Review: Blood Runs Cold

This movie is a car crash. Everything, from the camera work to the acting is painful to watch. At one point the camera pans ominously over to a dimly lit stairwell after the lead character leaves the house, naturally I thought to show some peek of a shadow or foot to hint at the house being inhabited by someone other than her, but it ultimately just ends on the stairs. Maybe stairs are really creepy in Sweden. For some odd reason, a large number of scenes are filmed at a nearly forty five degree angle that makes it look like the actors are walking on a constant incline and the rest of the movie is littered with shots that seem meaningful at first but ultimately end up out of place and jarring.

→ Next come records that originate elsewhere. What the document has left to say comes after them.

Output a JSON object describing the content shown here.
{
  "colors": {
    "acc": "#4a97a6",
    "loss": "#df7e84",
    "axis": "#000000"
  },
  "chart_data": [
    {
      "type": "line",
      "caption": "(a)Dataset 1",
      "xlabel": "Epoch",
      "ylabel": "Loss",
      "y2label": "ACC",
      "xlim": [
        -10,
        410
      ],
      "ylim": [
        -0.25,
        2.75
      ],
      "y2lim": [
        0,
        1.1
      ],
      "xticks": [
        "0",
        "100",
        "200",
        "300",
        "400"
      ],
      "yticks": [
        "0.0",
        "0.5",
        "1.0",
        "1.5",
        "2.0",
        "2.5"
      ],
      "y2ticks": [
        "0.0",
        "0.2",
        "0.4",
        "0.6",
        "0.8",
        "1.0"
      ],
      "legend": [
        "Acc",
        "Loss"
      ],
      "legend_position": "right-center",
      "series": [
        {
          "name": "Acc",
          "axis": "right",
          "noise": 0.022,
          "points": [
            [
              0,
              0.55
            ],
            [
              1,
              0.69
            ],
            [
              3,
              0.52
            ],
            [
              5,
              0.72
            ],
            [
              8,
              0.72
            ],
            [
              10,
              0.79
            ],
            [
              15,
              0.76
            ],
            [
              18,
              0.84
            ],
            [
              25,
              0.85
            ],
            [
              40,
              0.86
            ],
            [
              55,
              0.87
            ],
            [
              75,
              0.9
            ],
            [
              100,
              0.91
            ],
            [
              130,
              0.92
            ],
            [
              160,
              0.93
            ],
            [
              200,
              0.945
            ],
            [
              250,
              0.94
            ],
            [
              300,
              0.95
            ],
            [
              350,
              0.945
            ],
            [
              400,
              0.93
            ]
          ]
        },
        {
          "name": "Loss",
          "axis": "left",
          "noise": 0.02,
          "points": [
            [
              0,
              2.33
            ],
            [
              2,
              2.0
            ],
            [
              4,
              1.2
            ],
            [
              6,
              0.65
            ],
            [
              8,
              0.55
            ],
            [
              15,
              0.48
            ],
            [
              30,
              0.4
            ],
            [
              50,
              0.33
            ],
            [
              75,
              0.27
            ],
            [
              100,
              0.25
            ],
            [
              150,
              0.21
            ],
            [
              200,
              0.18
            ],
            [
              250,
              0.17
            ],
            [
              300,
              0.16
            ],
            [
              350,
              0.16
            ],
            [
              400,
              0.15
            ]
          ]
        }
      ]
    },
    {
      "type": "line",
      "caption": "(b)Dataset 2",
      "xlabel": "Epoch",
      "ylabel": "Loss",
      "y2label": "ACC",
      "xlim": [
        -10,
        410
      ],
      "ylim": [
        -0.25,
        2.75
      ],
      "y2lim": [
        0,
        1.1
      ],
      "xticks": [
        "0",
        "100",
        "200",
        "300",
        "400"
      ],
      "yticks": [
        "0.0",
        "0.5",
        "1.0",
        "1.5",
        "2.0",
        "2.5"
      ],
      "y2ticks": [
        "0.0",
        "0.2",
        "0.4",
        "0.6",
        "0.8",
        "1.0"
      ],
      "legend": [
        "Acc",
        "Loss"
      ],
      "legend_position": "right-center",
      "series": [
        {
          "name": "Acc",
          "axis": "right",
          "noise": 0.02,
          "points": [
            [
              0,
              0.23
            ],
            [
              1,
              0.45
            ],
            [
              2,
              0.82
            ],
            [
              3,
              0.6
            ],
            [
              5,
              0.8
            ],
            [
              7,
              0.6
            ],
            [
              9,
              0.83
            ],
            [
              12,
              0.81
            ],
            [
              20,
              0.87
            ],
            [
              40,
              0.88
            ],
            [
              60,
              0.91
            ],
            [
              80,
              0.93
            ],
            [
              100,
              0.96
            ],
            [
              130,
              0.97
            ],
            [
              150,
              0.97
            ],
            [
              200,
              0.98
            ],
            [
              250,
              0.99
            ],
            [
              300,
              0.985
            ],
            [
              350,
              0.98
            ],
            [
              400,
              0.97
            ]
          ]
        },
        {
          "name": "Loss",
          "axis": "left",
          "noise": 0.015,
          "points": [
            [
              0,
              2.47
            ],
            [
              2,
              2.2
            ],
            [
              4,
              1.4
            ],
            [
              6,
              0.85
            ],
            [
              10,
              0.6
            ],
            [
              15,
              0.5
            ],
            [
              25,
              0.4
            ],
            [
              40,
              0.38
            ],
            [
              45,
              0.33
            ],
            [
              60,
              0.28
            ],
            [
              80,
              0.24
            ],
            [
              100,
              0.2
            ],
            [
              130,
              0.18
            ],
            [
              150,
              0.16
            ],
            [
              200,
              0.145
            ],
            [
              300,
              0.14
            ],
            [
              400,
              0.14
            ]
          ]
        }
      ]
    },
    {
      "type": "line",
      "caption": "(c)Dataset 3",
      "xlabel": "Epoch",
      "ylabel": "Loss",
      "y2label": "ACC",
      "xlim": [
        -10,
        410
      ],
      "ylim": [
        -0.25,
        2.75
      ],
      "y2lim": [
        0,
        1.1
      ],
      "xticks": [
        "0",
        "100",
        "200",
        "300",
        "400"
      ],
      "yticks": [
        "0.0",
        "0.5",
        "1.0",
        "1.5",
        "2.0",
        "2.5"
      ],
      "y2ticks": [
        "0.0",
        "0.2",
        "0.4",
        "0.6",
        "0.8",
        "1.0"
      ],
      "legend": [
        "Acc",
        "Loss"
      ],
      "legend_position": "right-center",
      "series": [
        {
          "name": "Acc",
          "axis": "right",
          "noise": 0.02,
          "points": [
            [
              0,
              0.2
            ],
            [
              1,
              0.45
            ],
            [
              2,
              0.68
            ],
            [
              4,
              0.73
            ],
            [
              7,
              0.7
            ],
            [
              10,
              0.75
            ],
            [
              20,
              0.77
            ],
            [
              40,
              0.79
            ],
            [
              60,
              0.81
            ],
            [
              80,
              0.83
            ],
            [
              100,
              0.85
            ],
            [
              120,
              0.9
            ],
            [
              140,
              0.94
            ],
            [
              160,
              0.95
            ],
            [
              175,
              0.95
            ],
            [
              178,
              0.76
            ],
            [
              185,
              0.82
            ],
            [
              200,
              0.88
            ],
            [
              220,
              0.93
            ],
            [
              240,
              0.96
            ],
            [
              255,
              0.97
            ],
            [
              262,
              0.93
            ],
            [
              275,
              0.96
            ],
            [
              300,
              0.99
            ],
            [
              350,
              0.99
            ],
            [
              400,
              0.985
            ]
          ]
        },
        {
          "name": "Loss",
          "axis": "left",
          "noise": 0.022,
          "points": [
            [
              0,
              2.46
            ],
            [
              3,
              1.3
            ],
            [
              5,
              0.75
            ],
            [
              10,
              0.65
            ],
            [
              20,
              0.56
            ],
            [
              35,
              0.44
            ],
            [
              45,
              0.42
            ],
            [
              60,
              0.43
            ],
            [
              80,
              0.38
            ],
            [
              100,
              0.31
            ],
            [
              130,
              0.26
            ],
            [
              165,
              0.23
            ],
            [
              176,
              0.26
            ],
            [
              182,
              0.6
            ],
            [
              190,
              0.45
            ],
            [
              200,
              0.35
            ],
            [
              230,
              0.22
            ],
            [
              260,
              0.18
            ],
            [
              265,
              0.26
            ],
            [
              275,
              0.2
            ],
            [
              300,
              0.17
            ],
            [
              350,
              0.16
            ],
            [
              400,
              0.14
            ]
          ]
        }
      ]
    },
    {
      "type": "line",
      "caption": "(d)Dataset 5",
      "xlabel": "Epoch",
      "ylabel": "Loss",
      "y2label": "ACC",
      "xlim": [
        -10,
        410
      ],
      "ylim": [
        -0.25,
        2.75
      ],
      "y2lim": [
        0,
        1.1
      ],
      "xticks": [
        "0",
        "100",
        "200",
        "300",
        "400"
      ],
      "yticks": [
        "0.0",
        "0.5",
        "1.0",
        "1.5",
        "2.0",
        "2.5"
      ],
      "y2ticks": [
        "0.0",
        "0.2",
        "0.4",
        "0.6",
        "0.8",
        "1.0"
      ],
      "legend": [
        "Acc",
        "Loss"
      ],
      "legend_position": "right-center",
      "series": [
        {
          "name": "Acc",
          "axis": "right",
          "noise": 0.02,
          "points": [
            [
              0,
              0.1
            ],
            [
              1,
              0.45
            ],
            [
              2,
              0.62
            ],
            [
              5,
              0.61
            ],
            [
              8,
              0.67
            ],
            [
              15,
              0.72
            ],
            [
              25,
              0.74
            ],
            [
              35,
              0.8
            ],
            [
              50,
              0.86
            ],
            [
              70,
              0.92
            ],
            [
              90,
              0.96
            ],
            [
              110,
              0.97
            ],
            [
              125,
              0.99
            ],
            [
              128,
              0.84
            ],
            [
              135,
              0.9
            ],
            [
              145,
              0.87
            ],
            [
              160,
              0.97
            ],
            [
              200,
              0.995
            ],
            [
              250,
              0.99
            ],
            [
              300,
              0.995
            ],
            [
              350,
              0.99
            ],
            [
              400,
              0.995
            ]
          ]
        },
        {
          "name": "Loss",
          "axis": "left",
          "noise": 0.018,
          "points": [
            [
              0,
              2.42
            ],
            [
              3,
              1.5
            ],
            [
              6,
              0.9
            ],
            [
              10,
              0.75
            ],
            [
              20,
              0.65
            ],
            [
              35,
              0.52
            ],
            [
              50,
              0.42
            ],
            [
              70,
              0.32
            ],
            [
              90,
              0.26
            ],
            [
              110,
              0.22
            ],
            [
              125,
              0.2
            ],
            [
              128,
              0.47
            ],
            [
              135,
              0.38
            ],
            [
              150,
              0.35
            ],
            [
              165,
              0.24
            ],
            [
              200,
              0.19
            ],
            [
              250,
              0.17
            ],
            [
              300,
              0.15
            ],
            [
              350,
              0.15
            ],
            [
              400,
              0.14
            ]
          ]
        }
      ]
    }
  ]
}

Much of the acting is on par with what you could see at your local high school by the sophomore drama class. The dialogue gives us no progression and instead of giving insight on the characters, it will actually end up making you hate them a little bit more every time they talk, which makes the lack of dialogue a small blessing. So much of the conversation is honestly completely useless, with no humor, story progression, or tension, literally nothing is added to some of these scenes because of the back-and-forth between characters. I suppose I can’t fault the movie for the stilted American accents as they never pinpoint a location of the cabin or home of any of the characters but the actors  end up looking like American actors trying to purposely do bad Swedish accents. (They are Swedish, though.)

Winona and her ex-boyfriend have as much sexual tension as a Golden Girls episode. They seem more like casual acquaintances forced to make conversation rather than ex-lovers who have spent years of their lives around each other. This doesn’t stop them from promptly making love their first night together, after exchanging the nine most boring sentences in horror movie history. Let’s not forget Carl and Liz who are staying in the spare room. The camera cuts away for mere moments to show her riding him topless and literally pans from her face down to her boobs and remains there until it cuts back to Winona.

The villain of the movie initially seems as if he could be creepy, a mussed ski mask covering his scarred face and puffs of snow pouring from his exit wounds but his constant caveman grunts and nonsensical appearances make him just another notch in the bedpost of reasons this movie doesn’t work. The slasher quality of the movie is scarcely present. When a film only has four victims to begin with and one of the deaths takes place completely off screen, you have to question what exactly the filmmakers were thinking. Excessive amounts of gore spill from the victims, which can be fun, but sitting through this painstakingly boring movie is not worth the three or four shots of arterial discharge we get. Perhaps, most annoyingly, is we never get to discover the background on the killer. Though numerous hints are made to him being a supernatural entity we never get any answers. No urban legends of a masochistic snow pick wielding madman, no curses that have turned a man to snow to ravage the land, no grisly deaths resulting in an angry spirit wreaking vengeance on anybody who steps foot in his cabin. Nothing but a mindless possibly unworldly killer.

Everything in this movie, from the music to the fashion to the cinematography, makes it seem as though it was shelved in 1998 and just released to the public now. Blood Runs Cold is annoyingly bad. It’s incredibly hard to sit through due to a large number of issues: strange meaningless dialogue, odd camera choices and misplaced lighting, a massive load of pacing problems and most importantly, it’s not scary. The only redeeming quality of this film is it made me miss Mystery Science Theater 3000 because I could just hear Cro and the boys tearing this flick apart.